Monster-in-Law

The first “laugh” in “Monster-in-Law” is when we see two dogs humping. That is how the movie chooses to begin its 105-minute reign of generic, unimaginative comedy: canine coitus.

I am dismayed to report that it gets no better from there. This smelly dog of a film stars Jennifer Lopez, who has not played a character other than herself since 2000’s “The Cell.” This time J-Lo is named Charley and she is a carefree L.A. woman with a temp job and a multitude of side projects, her apartment cluttered with boxes and paraphernalia to indicate that she is free-spirited and unpretentious.

She chances to meet a renowned surgeon named Kevin Fields (Michael Vartan), and they fall in love. There is only one problem: Kevin’s mother, famous Oprah-like TV personality Viola Fields (Jane Fonda), who smothers and clings to her son as the last vestige of sanity in her increasingly manic life. She has just been fired from her talk show and replaced with a younger, hipper woman, which leads to Viola attacking a Britney Spears-ish guest on the air. (The show goes out live, of course, like 2 percent of TV shows in the real world and 100 percent of TV shows in movies.) Then she spends time in a treatment facility, dealing with her anger and depression. And now she learns that her son — her only son, her pride and joy — is going to marry some free-spirited, middle-class jenny-from-the-block?!
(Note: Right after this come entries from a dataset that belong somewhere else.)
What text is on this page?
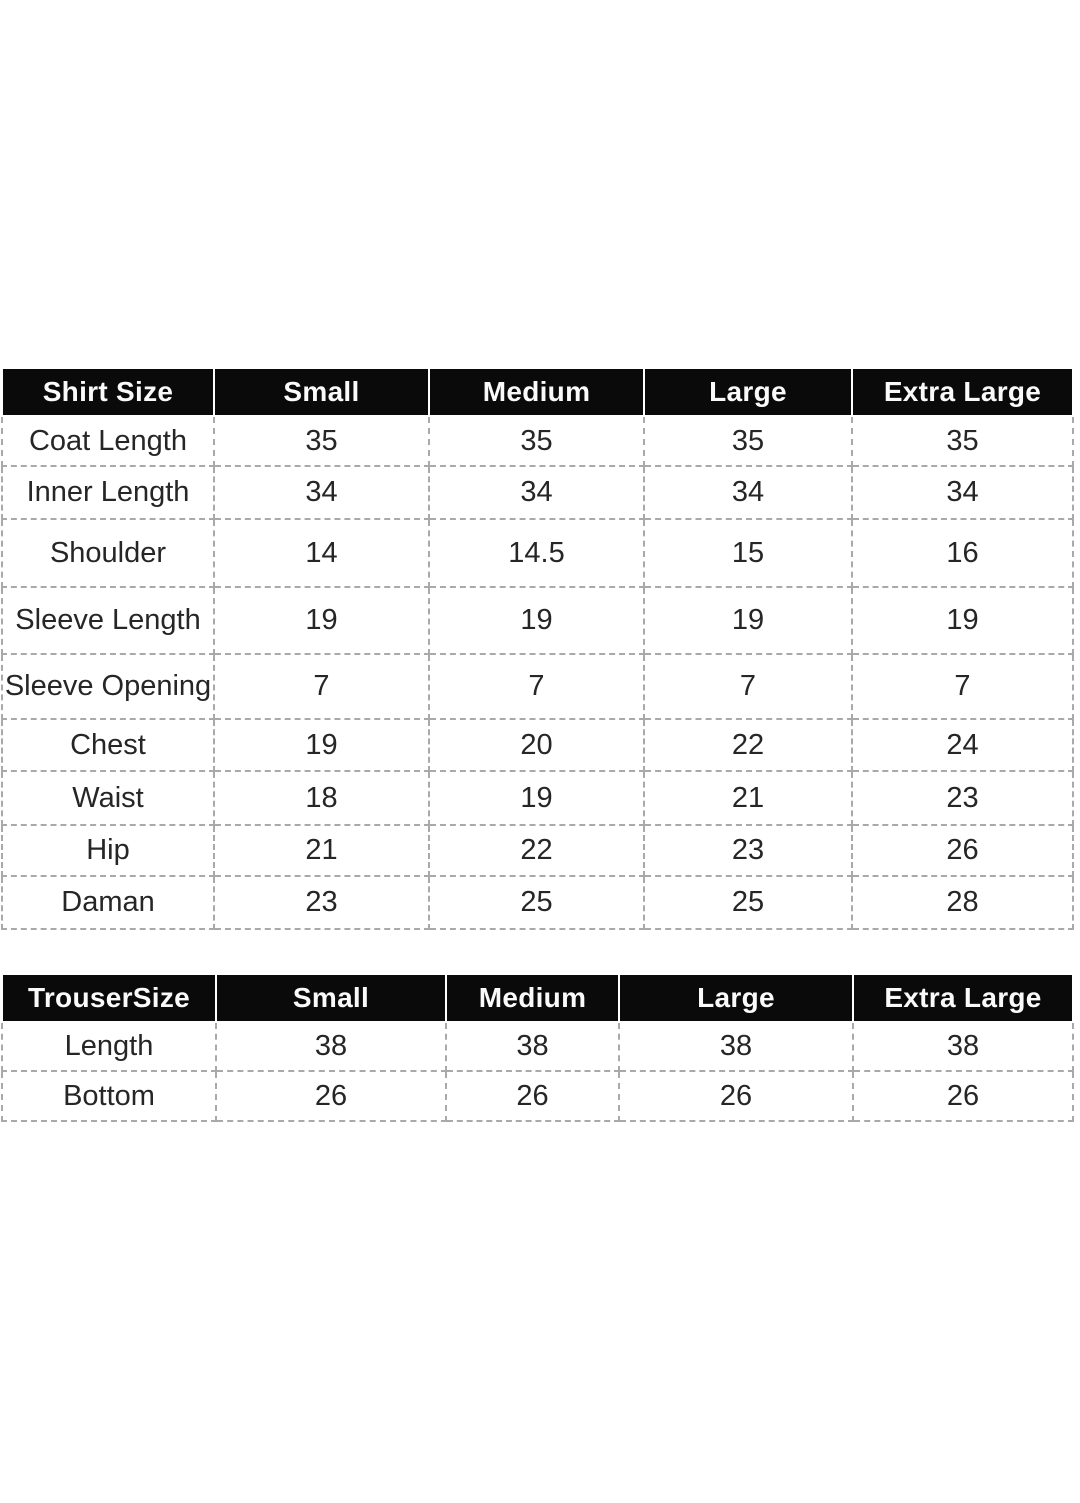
Shirt Size	Small	Medium	Large	Extra Large
Coat Length	35	35	35	35
Inner Length	34	34	34	34
Shoulder	14	14.5	15	16
Sleeve Length	19	19	19	19
Sleeve Opening	7	7	7	7
Chest	19	20	22	24
Waist	18	19	21	23
Hip	21	22	23	26
Daman	23	25	25	28
TrouserSize	Small	Medium	Large	Extra Large
Length	38	38	38	38
Bottom	26	26	26	26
What is not clear is why, exactly, Viola opposes the marriage. The psychological reason, of course, is that she wants her son only for herself. But the movie never hints at this being even the underlying cause. If Viola has a psychological attachment to her son, no one in the film ever makes the diagnosis, not even her sassy, astute assistant Ruby (Wanda Sykes, whose acerbic commentary provides the film’s only few laughs). Instead, the film (with screenplay by first-timer Anya Kochoff) is content to tell us that Viola opposes it, and that’s all we need to know. So there.

To prevent Kevin from marrying Charly, Viola goes to extreme, ostensibly funny lengths. She feigns a nervous breakdown on the eve of Kevin’s departure for a medical convention, forcing Charly to take care of her in his absence. Viola’s stated goal is to drive Charly so crazy that she’ll call off the wedding and never look back, but it’s an awfully elaborate plan — complete with falsified prescriptions and actors posing as doctors — for a woman with such vague motivations. She’s not crazy; in fact, her scheming is quite lucid. It just doesn’t have any basis in reality.

The real problem here is that the movie never accepts that it is, at heart, a farce. Viola consciously trying to drive Charly insane, Charly discovering the plan and retaliating in kind — people, when two women use devious powers to destroy each other, it is dark comedy, not a light, frothy, soft-lensed J-Lo throwaway. But Robert Luketic, the usually competent director of such fare as “Legally Blonde” and the under-appreciated “Win a Date with Tad Hamilton!,” seems oblivious to his material’s true nature.

Unable to commit to its farcical plot, the movie thus flounders in mediocrity, with supposedly three-dimensional characters behaving one-dimensionally, and unrealistic situations being treated as though they were, in fact, possible. None of it connects because none of it makes sense — not to mention the fact that the things that are supposed to be funny simply aren’t. The gags are stale, and the performances are bland.

Jane Fonda has not appeared in a film since 1990’s “Stanley and Iris,” and I can almost see why this one brought her out of semi-retirement. In theory, it affords her the opportunity to let her hair down and be silly, the way Barbra Streisand recently did in “Meet the Fockers.” But Fonda is not the loosey-goosey type: Even if “Monster-in-Law” were written so that Viola were a full-fledged farce character, Fonda shows no signs of being up to the task. Just as she recently back-pedaled on her infamous Vietnam photographs, perhaps 35 years from now she’ll apologize for this picture, too.

D+ (1 hr., 45 min.; PG-13, scattered profanity, a bit of sexuality.)